Self-test: if your buying context could appear as a feature on a competitor's website, it's a category. Rewrite it as the moment that made the buyer care this quarter.

Don't lead the witness

The strip-the-brand check applies to buying contexts too. Don't name your category or solution type in the situation. "Annual channel planning kicks off; a marketplace bet is up for review" presupposes the buyer is considering a marketplace — your category. Rewrite as "Annual channel planning kicks off; needs incremental European reach." Same moment, no category framing.

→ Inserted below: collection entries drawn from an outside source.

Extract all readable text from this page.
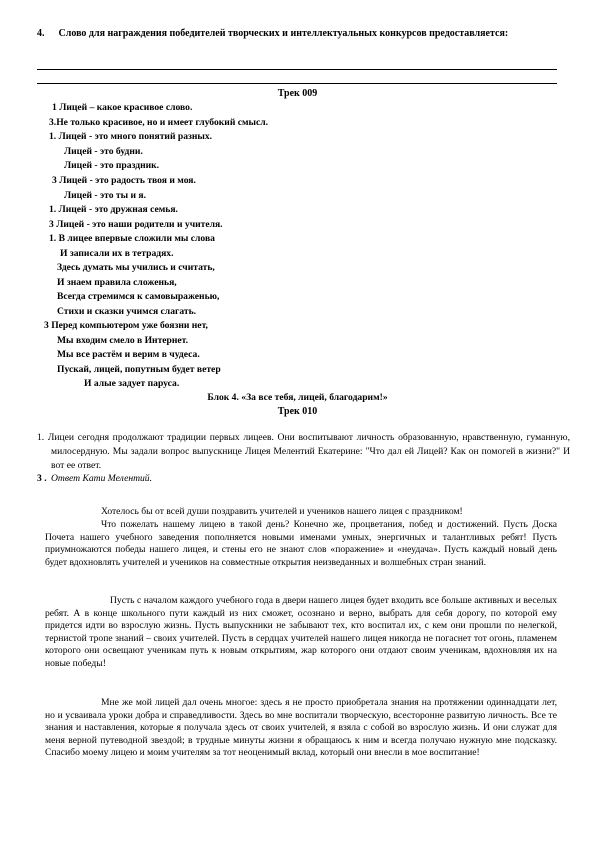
4. Слово для награждения победителей творческих и интеллектуальных конкурсов предоставляется:
Трек 009
1 Лицей – какое красивое слово.
3.Не только красивое, но и имеет глубокий смысл.
1. Лицей - это много понятий разных.
Лицей - это будни.
Лицей - это праздник.
3 Лицей - это радость твоя и моя.
Лицей - это ты и я.
1. Лицей - это дружная семья.
3 Лицей - это наши родители и учителя.
1. В лицее впервые сложили мы слова
И записали их в тетрадях.
Здесь думать мы учились и считать,
И знаем правила сложенья,
Всегда стремимся к самовыраженью,
Стихи и сказки учимся слагать.
3 Перед компьютером уже боязни нет,
Мы входим смело в Интернет.
Мы все растём и верим в чудеса.
Пускай, лицей, попутным будет ветер
И алые задует паруса.
Блок 4. «За все тебя, лицей, благодарим!»
Трек 010
1. Лицеи сегодня продолжают традиции первых лицеев. Они воспитывают личность образованную, нравственную, гуманную, милосердную. Мы задали вопрос выпускнице Лицея Мелентий Екатерине: "Что дал ей Лицей? Как он помогей в жизни?" И вот ее ответ.
3 . Ответ Кати Мелентий.
Хотелось бы от всей души поздравить учителей и учеников нашего лицея с праздником!
Что пожелать нашему лицею в такой день? Конечно же, процветания, побед и достижений. Пусть Доска Почета нашего учебного заведения пополняется новыми именами умных, энергичных и талантливых ребят! Пусть приумножаются победы нашего лицея, и стены его не знают слов «поражение» и «неудача». Пусть каждый новый день будет вдохновлять учителей и учеников на совместные открытия неизведанных и волшебных стран знаний.
Пусть с началом каждого учебного года в двери нашего лицея будет входить все больше активных и веселых ребят. А в конце школьного пути каждый из них сможет, осознано и верно, выбрать для себя дорогу, по которой ему придется идти во взрослую жизнь. Пусть выпускники не забывают тех, кто воспитал их, с кем они прошли по нелегкой, тернистой тропе знаний – своих учителей. Пусть в сердцах учителей нашего лицея никогда не погаснет тот огонь, пламенем которого они освещают ученикам путь к новым открытиям, жар которого они отдают своим ученикам, вдохновляя их на новые победы!
Мне же мой лицей дал очень многое: здесь я не просто приобретала знания на протяжении одиннадцати лет, но и усваивала уроки добра и справедливости. Здесь во мне воспитали творческую, всесторонне развитую личность. Все те знания и наставления, которые я получала здесь от своих учителей, я взяла с собой во взрослую жизнь. И они служат для меня верной путеводной звездой; в трудные минуты жизни я обращаюсь к ним и всегда получаю нужную мне подсказку. Спасибо моему лицею и моим учителям за тот неоценимый вклад, который они внесли в мое воспитание!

Don't stamp segment labels on the context

If you want enterprise framing, don't write "Enterprise orchestration evaluation." Embed the enterprise signal in role details and trigger specifics: "New CDO standing up centralized data platform" or "Exec mandate to modernize off legacy systems." The research reads enterprise from the situation, not from the label.

Two quick tests

In-market test. After this situation fires, is the persona actually in market for your product? In underwritten categories (insurance, lending, healthcare), the direct event can disqualify them — they're calling their existing provider, not shopping. Use adjacent situations instead: moments where someone close to them was hit. Same urgency, no eligibility issue.

Next-action test. What's the literal next thing they'd do? If it's "call existing provider" or "fight a bill," they aren't shopping yet — move closer to the actual search. Especially watch financial-anxiety situations (deductible spikes, premium increases) for this.

Add your personas to the platform

  1. Open your Unusual account and go to Settings → Personas.
  2. Click Add new persona.
  3. Paste your Title into the Name field.
  4. Paste your Role (or Profile) into the Description field.
  5. Click Add buyer context and paste each buying context — one per click.
  6. Click Create profile.

Tell your Unusual contact when you're done — we kick off the initial research from there. Personas don't need to be perfect on day one; the first round of research will surface refinements.